Miguel, você comentou durante a entrevista que o pai do Diogo é uma figura paterna para você. O que você tem a dizer sobre o seu pai?
“Bem, eu me mudei muito novo do interior com a minha mãe e a minha irmã, mas meu pai ficou. Ele é bem afastado de tudo, não tem redes sociais, laça, cuida do campo, é o retrato de pessoa do interior. Eu nunca vi a necessidade de chegar pra ele e falar ‘Pai, eu sou gay’, porque não acho isso uma atitude bacana. Da mesma forma que um hétero não anda falando ‘Eu sou hétero’, não devemos falar ‘Eu sou gay’, como se devêssemos nos explicar. É uma coisa natural, as pessoas percebem, como qualquer outra característica. Meu pai conhece o Diogo, e obviamente pessoas já contaram pra ele que eu sou gay, mas nunca tocamos no assunto.”
E em relação ao preconceito, como ele aparece no dia a dia e como vocês lidam com ele?
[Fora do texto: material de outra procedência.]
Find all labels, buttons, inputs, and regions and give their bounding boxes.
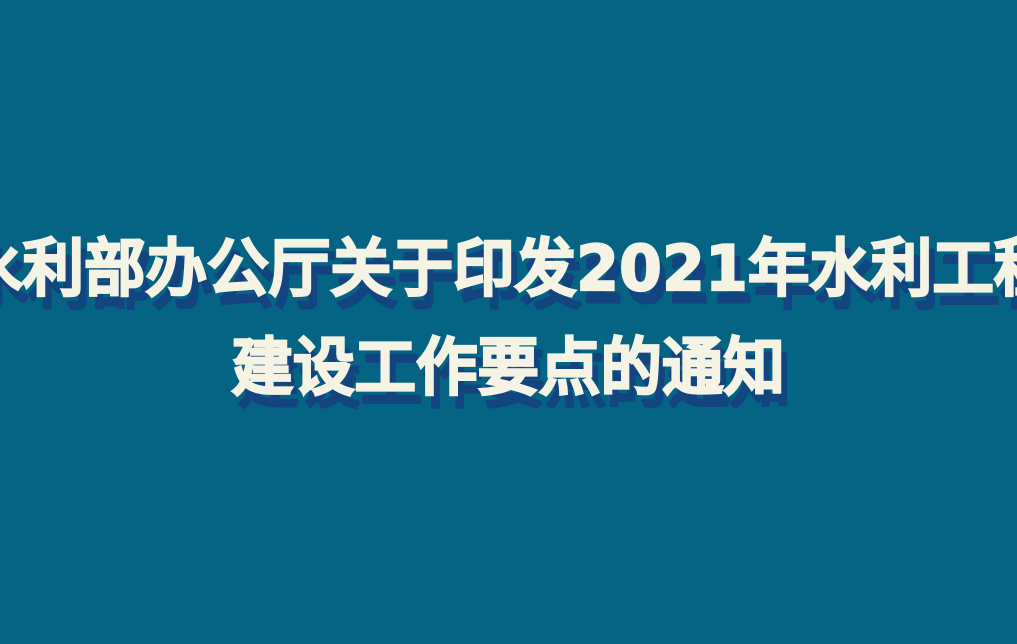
title-card: 水利部办公厅关于印发2021年水利工程 建设工作要点的通知 [0, 0, 1017, 644]
title-line-1: 水利部办公厅关于印发2021年水利工程 [0, 238, 1017, 300]
title-line-2: 建设工作要点的通知 [232, 337, 786, 399]
title-text-block: 水利部办公厅关于印发2021年水利工程 建设工作要点的通知 [0, 238, 1017, 398]
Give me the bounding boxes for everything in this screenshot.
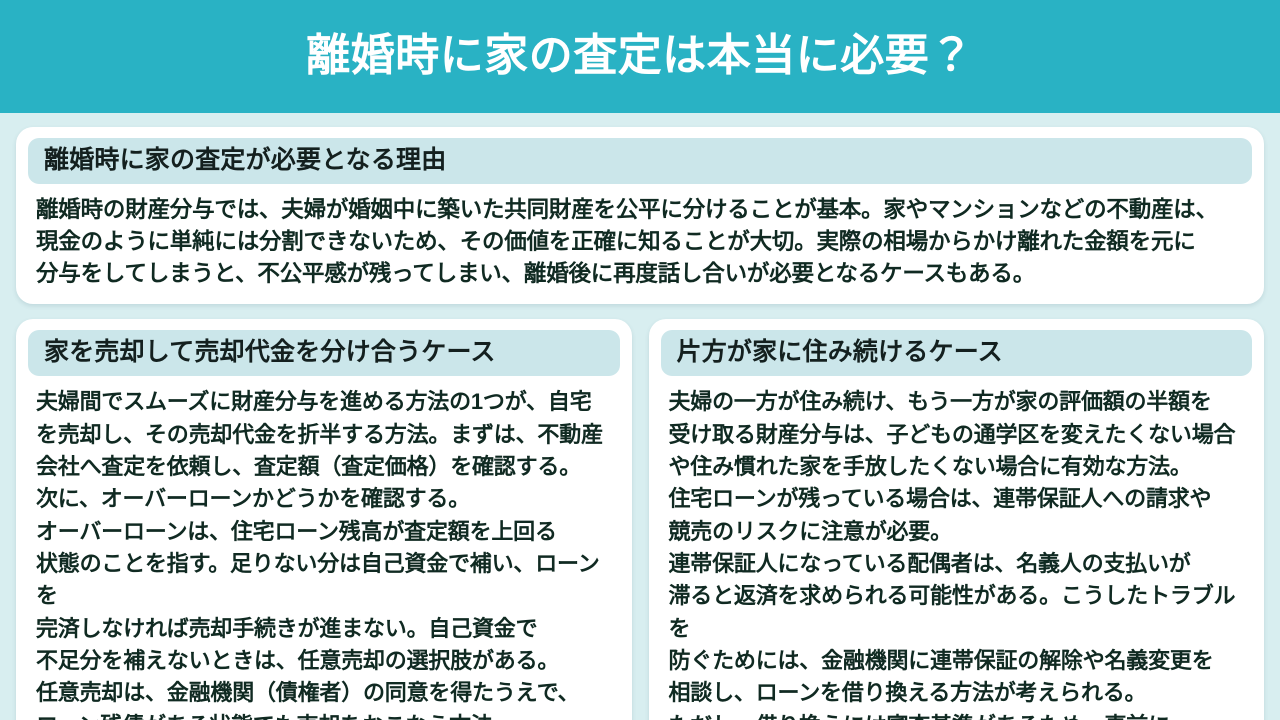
text-line: 防ぐためには、金融機関に連帯保証の解除や名義変更を — [669, 645, 1247, 677]
card-sell-banner: 家を売却して売却代金を分け合うケース — [28, 330, 620, 376]
text-line: 会社へ査定を依頼し、査定額（査定価格）を確認する。 — [36, 451, 614, 483]
text-line: 離婚時の財産分与では、夫婦が婚姻中に築いた共同財産を公平に分けることが基本。家や… — [36, 194, 1246, 226]
text-line: 受け取る財産分与は、子どもの通学区を変えたくない場合 — [669, 419, 1247, 451]
text-line: 滞ると返済を求められる可能性がある。こうしたトラブルを — [669, 580, 1247, 645]
card-sell: 家を売却して売却代金を分け合うケース 夫婦間でスムーズに財産分与を進める方法の1… — [16, 319, 632, 720]
text-line: 競売のリスクに注意が必要。 — [669, 516, 1247, 548]
card-stay-body: 夫婦の一方が住み続け、もう一方が家の評価額の半額を 受け取る財産分与は、子どもの… — [661, 384, 1253, 720]
content-area: 離婚時に家の査定が必要となる理由 離婚時の財産分与では、夫婦が婚姻中に築いた共同… — [0, 113, 1280, 720]
text-line: や住み慣れた家を手放したくない場合に有効な方法。 — [669, 451, 1247, 483]
text-line: 相談し、ローンを借り換える方法が考えられる。 — [669, 677, 1247, 709]
card-sell-title: 家を売却して売却代金を分け合うケース — [44, 337, 604, 368]
card-sell-body: 夫婦間でスムーズに財産分与を進める方法の1つが、自宅 を売却し、その売却代金を折… — [28, 384, 620, 720]
card-stay-banner: 片方が家に住み続けるケース — [661, 330, 1253, 376]
card-reason-body: 離婚時の財産分与では、夫婦が婚姻中に築いた共同財産を公平に分けることが基本。家や… — [28, 192, 1252, 290]
text-line: ローン残債がある状態でも売却をおこなう方法。 — [36, 710, 614, 720]
text-line: 不足分を補えないときは、任意売却の選択肢がある。 — [36, 645, 614, 677]
slide: 離婚時に家の査定は本当に必要？ 離婚時に家の査定が必要となる理由 離婚時の財産分… — [0, 0, 1280, 720]
text-line: 夫婦間でスムーズに財産分与を進める方法の1つが、自宅 — [36, 386, 614, 418]
text-line: オーバーローンは、住宅ローン残高が査定額を上回る — [36, 516, 614, 548]
card-reason: 離婚時に家の査定が必要となる理由 離婚時の財産分与では、夫婦が婚姻中に築いた共同… — [16, 127, 1264, 304]
text-line: 連帯保証人になっている配偶者は、名義人の支払いが — [669, 548, 1247, 580]
text-line: 次に、オーバーローンかどうかを確認する。 — [36, 483, 614, 515]
card-stay-title: 片方が家に住み続けるケース — [677, 337, 1237, 368]
card-stay: 片方が家に住み続けるケース 夫婦の一方が住み続け、もう一方が家の評価額の半額を … — [649, 319, 1265, 720]
text-line: 夫婦の一方が住み続け、もう一方が家の評価額の半額を — [669, 386, 1247, 418]
text-line: 分与をしてしまうと、不公平感が残ってしまい、離婚後に再度話し合いが必要となるケー… — [36, 258, 1246, 290]
text-line: ただし、借り換えには審査基準があるため、事前に — [669, 710, 1247, 720]
page-title: 離婚時に家の査定は本当に必要？ — [306, 32, 974, 80]
card-reason-title: 離婚時に家の査定が必要となる理由 — [44, 145, 1236, 176]
text-line: 住宅ローンが残っている場合は、連帯保証人への請求や — [669, 483, 1247, 515]
text-line: 現金のように単純には分割できないため、その価値を正確に知ることが大切。実際の相場… — [36, 226, 1246, 258]
card-columns: 家を売却して売却代金を分け合うケース 夫婦間でスムーズに財産分与を進める方法の1… — [16, 319, 1264, 720]
text-line: 完済しなければ売却手続きが進まない。自己資金で — [36, 613, 614, 645]
text-line: 任意売却は、金融機関（債権者）の同意を得たうえで、 — [36, 677, 614, 709]
text-line: 状態のことを指す。足りない分は自己資金で補い、ローンを — [36, 548, 614, 613]
card-reason-banner: 離婚時に家の査定が必要となる理由 — [28, 138, 1252, 184]
text-line: を売却し、その売却代金を折半する方法。まずは、不動産 — [36, 419, 614, 451]
slide-header: 離婚時に家の査定は本当に必要？ — [0, 0, 1280, 113]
“O preconceito é uma coisa com a qual devemos lutar diariamente e, infelizmente, para o resto das nossas vidas, então criamos uma resistência a ele, não nos abalamos mais por pouco. Os olhares e os murmúrios sempre vão existir, faz parte. Há casos que me marcaram muito, por exemplo, uma noite resolvemos variar um pouco e ir em uma casa noturna que tocava sertanejo. Nós somos muito discretos, então não nos beijamos, nem sequer dançamos juntos, só curtimos o ambiente. Nesse dia em questão, quando os homens perceberam que éramos gays, começaram a estufar o peito, empurrar a gente para os lados, como se quisessem dizer que ali não era nosso lugar, sabe? Outro dia fui me despedir do Diogo, com um beijo rápido na bochecha, em frente a um colégio particular no centro da cidade, e um menino saiu na janela e nos xingou de viados e outros nomes muito piores, foi o fim. Outra coisa que muita gente não vê é o preconceito no marketing, por exemplo, no dia dos namorados todos usam a imagem de um menino e de uma menina, e como alguém que trabalha com isso, eu sinto muito a falta da representatividade. Poxa, existem muitos casais gays, e se você tiver clientes gays? Não custa nada representar a todos.”
Se vocês tivessem que deixar uma mensagem para as pessoas, sobre o preconceito, sobre empatia, qual seria?
“O principal é sempre ter respeito. Vocês não precisam achar certo, apoiar ou aceitar, mas precisam ter respeito. Não só pelos gays, por todos. Os negros, os deficientes, os gordos, os magros, todos merecem respeito da mesma forma. Não façam ao próximo o que vocês não gostariam que fizessem com vocês.”
Uma família como qualquer outra, que passa por altos e baixos, luta todos os dias por uma vida melhor e por um mundo melhor. Essa é apenas mais uma história inspiradora, formada por meio do amor incondicional, entre pais e filhos, e entre um casal, que apesar de todo preconceito, permanece forte. Que sejamos todos assim, movidos pelo amor, acima de todas as outras coisas.